Gregg Keizer | Nov. 20, 2014
Institutional investment advisor blasts Microsoft CEO's US$91 million pay package for 2014, recommends that shareholders vote 'No' next month

nadella this big
The IoT opportunity is THIS big. Credit: Microsoft

A prominent advisor to big-time investors has urged clients to vote against Microsoft's pay package for its new CEO, Satya Nadella, saying that his compensation this year was out of whack when compared to competing companies and the firm's track record.

Institutional Shareholder Services (ISS), which advises institutional shareholders, recommended that they cast a "No" vote at Microsoft's shareholder meeting two weeks from today.

ISS blasted Microsoft's entire approach to Nadella's compensation, calling his February stock grant a "mega equity award," arguing that his annual incentive stock plan "lacks a strong connection to objectively measured company performance," and noting that millions will be handed to him simply because he's there.

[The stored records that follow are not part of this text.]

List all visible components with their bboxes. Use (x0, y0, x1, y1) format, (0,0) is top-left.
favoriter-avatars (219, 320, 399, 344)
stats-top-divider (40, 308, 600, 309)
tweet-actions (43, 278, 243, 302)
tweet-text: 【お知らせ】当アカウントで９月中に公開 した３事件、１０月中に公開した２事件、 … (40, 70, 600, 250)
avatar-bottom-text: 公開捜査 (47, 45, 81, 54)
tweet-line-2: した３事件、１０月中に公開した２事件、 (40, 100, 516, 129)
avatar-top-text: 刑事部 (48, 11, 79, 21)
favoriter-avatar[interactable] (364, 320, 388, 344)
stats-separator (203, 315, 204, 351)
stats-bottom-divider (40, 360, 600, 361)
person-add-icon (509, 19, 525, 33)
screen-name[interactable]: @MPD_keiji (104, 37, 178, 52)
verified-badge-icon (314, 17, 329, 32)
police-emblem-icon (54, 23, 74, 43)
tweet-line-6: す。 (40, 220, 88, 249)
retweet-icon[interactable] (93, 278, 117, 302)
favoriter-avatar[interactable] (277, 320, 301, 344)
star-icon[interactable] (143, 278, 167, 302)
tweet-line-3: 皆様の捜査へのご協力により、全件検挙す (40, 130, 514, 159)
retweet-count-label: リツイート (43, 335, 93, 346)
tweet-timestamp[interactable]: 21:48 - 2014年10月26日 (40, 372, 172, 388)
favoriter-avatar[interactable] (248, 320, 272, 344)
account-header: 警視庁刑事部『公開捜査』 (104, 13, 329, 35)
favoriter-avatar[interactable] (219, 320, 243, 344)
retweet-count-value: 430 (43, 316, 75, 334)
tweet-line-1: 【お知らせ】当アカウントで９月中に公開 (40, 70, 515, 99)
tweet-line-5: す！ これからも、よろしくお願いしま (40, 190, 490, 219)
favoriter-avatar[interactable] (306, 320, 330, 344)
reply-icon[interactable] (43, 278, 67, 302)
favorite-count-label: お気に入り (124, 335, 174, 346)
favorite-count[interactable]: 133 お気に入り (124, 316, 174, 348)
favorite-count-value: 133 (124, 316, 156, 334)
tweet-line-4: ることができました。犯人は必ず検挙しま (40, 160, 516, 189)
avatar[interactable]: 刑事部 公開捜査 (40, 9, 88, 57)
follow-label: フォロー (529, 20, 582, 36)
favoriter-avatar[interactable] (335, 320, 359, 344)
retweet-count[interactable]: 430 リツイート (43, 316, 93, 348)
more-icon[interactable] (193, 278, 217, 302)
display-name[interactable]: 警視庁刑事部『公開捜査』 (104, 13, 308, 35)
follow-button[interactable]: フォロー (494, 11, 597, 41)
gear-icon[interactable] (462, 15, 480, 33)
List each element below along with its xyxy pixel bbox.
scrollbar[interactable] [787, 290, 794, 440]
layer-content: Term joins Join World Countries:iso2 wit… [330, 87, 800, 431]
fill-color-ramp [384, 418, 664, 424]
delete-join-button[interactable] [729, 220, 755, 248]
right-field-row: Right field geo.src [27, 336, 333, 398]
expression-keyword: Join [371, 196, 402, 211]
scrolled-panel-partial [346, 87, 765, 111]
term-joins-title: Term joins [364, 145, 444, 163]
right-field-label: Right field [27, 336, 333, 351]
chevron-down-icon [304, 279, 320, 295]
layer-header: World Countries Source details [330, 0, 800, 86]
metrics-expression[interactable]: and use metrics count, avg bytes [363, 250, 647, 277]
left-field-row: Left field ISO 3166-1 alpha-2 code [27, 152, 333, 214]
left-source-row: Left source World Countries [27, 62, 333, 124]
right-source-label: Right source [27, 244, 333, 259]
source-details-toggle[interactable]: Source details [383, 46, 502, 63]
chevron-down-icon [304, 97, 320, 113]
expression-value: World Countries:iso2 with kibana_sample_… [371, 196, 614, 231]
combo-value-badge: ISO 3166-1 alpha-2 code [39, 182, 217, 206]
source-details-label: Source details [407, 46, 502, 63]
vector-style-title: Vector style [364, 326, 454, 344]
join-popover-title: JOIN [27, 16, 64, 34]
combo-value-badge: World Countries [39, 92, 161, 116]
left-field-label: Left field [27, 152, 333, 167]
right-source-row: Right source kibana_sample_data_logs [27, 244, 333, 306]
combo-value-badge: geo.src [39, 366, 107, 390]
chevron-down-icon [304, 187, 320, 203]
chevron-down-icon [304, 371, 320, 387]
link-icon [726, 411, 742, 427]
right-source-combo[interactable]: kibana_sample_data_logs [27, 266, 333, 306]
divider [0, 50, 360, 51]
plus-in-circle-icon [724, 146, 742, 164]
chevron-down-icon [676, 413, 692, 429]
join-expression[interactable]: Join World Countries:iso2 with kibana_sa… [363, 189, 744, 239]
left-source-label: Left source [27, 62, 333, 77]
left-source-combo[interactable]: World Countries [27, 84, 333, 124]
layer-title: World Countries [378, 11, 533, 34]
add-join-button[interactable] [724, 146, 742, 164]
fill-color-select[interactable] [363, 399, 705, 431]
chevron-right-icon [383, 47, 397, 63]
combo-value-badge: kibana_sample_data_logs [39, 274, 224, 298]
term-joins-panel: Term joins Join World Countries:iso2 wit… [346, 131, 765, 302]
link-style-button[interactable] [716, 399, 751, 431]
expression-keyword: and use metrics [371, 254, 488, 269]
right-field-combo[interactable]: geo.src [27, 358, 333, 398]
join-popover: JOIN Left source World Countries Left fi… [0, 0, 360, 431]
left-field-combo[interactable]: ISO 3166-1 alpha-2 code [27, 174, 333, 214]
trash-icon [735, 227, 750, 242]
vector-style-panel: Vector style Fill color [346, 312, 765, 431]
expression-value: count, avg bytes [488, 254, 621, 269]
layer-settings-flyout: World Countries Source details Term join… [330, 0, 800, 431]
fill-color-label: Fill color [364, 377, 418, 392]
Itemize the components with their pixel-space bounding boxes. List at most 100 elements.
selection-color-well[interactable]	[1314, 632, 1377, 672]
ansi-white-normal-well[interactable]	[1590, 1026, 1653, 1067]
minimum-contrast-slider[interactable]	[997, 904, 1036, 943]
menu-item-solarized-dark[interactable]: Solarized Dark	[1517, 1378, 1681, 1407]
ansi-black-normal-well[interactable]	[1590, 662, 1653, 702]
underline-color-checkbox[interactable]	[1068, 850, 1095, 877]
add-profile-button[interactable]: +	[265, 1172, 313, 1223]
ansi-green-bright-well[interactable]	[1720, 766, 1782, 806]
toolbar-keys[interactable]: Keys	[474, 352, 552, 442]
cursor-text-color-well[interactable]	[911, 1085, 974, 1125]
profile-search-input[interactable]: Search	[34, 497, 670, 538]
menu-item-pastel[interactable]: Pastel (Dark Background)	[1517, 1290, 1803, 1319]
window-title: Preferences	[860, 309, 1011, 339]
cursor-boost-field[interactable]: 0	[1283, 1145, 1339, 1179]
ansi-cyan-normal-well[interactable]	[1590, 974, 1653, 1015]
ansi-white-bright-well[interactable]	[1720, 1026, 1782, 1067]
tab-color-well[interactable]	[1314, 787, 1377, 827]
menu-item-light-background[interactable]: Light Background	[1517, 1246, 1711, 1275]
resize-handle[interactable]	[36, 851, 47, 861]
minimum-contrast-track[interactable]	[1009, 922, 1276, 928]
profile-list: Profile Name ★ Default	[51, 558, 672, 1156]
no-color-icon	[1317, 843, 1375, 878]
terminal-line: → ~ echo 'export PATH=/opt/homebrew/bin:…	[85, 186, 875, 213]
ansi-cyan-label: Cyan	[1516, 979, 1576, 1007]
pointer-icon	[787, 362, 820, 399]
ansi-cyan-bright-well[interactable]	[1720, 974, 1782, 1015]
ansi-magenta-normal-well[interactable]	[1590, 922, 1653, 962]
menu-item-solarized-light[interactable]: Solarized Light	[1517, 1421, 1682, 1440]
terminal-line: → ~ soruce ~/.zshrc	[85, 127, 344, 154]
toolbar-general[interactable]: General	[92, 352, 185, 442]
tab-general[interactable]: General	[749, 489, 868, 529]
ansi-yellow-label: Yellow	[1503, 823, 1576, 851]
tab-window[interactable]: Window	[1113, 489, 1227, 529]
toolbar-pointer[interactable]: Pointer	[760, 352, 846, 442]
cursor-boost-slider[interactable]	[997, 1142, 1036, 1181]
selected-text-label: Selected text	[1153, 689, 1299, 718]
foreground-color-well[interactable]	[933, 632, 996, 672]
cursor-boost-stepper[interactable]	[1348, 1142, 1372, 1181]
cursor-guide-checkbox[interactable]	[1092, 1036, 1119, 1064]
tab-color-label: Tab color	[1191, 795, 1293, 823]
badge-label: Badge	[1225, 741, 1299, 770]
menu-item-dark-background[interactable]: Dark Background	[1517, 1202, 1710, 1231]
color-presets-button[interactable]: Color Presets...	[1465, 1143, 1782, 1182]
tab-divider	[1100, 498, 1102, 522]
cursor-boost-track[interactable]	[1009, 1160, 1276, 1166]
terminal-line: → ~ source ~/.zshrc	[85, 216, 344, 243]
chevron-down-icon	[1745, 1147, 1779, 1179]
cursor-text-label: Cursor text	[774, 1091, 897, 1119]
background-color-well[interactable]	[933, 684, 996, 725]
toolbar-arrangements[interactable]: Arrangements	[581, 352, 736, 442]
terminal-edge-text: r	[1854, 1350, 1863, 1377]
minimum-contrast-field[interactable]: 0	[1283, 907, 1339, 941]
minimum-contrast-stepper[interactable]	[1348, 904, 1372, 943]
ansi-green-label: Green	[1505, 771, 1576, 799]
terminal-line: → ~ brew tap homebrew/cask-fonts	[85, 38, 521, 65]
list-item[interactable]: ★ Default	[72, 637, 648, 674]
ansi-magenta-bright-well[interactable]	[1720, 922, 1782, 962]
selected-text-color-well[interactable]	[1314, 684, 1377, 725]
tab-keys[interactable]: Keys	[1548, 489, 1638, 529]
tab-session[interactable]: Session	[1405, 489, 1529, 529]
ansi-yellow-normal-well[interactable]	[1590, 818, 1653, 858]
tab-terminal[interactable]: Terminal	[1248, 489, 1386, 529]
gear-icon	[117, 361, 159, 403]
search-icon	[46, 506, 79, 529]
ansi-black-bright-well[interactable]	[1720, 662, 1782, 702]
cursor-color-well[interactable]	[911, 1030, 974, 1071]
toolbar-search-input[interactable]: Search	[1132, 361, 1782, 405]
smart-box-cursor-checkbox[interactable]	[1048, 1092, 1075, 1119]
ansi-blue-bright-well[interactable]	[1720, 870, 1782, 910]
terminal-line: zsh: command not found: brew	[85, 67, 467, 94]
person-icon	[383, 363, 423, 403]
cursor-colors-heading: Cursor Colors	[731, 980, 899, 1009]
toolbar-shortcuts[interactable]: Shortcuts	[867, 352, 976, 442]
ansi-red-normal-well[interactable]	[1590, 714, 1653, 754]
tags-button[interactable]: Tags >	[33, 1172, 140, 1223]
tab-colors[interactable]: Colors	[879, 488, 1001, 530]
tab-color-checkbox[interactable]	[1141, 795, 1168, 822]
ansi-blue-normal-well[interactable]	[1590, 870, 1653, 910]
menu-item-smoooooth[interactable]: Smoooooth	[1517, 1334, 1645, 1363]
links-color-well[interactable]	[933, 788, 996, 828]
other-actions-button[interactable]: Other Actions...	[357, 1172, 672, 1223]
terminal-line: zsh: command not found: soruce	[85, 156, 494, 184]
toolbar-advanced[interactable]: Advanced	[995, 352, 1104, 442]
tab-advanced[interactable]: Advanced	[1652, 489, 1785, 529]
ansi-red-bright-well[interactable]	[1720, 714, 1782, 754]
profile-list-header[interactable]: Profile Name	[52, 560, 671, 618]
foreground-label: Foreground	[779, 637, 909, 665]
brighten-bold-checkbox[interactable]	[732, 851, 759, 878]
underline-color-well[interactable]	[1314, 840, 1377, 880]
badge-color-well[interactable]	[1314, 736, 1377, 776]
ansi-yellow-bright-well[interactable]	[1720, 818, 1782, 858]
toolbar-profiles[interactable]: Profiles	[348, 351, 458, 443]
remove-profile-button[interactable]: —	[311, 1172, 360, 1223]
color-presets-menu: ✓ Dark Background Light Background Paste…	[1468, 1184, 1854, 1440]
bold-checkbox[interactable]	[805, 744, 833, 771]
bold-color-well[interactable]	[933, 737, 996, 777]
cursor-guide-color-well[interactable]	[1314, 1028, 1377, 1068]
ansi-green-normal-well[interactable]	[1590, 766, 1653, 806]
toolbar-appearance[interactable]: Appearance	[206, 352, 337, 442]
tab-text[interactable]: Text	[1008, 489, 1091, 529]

"The departure of former CEO Ballmer presented a number of challenges, including executive retention concerns and the need to design a compensation structure for new CEO Nadella, who, unlike his predecessors, was not a major stakeholder," ISS wrote in its report to clients. "[But] even in consideration of these challenges, significant concerns are raised by Nadella's new compensation package."

For Microsoft's fiscal 2014, which ended June 30, Nadella received nearly $919,000 in salary, $3.6 million as a cash bonus, and approximately $65 million as an equity starter kit, according to earlier filings with the U.S. Securities and Exchange Commission (SEC).

Last year, Nadella was given a stock grant worth an estimated $13.5 million as part of a retention plan Microsoft used to keep several executives in place as its board searched for a new CEO when Ballmer announced his retirement. And in September, Nadella received another $13.6 million as his annual stock-based award.

All of Nadella's equity grants vest over multiple years, and in some cases will be tied to Microsoft's market performance.

Microsoft has defended Nadella's compensation, most recently in the proxy statement filed last month. "To focus Mr. Nadella on improving returns for shareholders over the long term, while at the same time providing him the opportunity to build significant ownership and share in those returns when he achieves strong, sustainable performance, the independent members of our Board granted him the LTPSA," the proxy said of the large initial award given to Nadella earlier this year.

ISS still didn't care for Nadella's compensation and criticized the deal's lax criteria, which would give the CEO 25% of the targeted amount even if Microsoft's "total shareholder return" (TSR) was in the bottom 30% of the S&P 500.

Nor did the advisory firm like how Microsoft's board decided how much to give Nadella, as well as other top executives, in yearly cash bonuses and incentive awards, claiming neither was metrics based, but "ultimately determined at the committee's discretion."